And here’s the abstract to the Sales and Pane article:

Mastery learning—the idea that students’ mastery of target skills should govern their advancement through a curriculum—lies at the heart of the Cognitive Tutor, a computer program designed to help teach. This paper uses log data from a large-scale effectiveness trial of the Cognitive Tutor Algebra I curriculum to estimate the role mastery learning plays in the tutor’s effect, using principal stratification. A continuous principal stratification analysis models treatment effect as a function of students’ potential adherence to mastery learning. However, adherence is not observed, but may be measured as a latent variable in an item response model. This paper describes a model for mastery learning in the Cognitive Tutor that includes an item response model in the principal stratification framework, and finds that the treatment effect may in fact decrease with adherence to mastery, or may be nearly unrelated on average.

One of the cool things about statistics, or applied math more generally, is the way in which tools that are developed for one purpose can be useful in so many other settings that have similar mathematical structures.

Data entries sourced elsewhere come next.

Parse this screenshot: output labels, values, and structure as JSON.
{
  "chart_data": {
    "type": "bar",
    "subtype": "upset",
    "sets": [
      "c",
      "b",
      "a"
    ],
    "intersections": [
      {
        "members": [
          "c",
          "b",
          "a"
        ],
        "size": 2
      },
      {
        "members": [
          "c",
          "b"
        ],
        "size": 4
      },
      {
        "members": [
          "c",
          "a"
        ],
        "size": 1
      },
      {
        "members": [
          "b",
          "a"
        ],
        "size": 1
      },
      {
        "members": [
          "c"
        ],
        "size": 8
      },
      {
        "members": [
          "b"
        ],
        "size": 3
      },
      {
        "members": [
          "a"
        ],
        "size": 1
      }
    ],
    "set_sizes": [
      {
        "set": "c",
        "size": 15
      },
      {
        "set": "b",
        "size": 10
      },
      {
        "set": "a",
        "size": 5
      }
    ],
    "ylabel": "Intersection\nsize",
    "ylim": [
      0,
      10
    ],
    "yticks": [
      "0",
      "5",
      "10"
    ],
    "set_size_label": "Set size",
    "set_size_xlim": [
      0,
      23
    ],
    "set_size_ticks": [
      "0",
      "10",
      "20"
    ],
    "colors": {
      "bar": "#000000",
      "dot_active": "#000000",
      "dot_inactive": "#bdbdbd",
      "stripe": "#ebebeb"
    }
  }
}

I sent the above discussion to Avi Feller, who wrote:

I think Adam and John have done some very careful work here, and I’m happy to see it in print.

At the same time, I’ve grown skeptical of using mixture modeling (either explicitly or implicitly) for estimating causal effects in principal stratification models (I’ve written a bit about it, but the damn paper keeps getting rejected!). So while I applaud Adam for his work, I’m less confident that this is a generally applicable strategy. Of course, these are quite challenging questions, and I’m thrilled to see more researchers tackling them!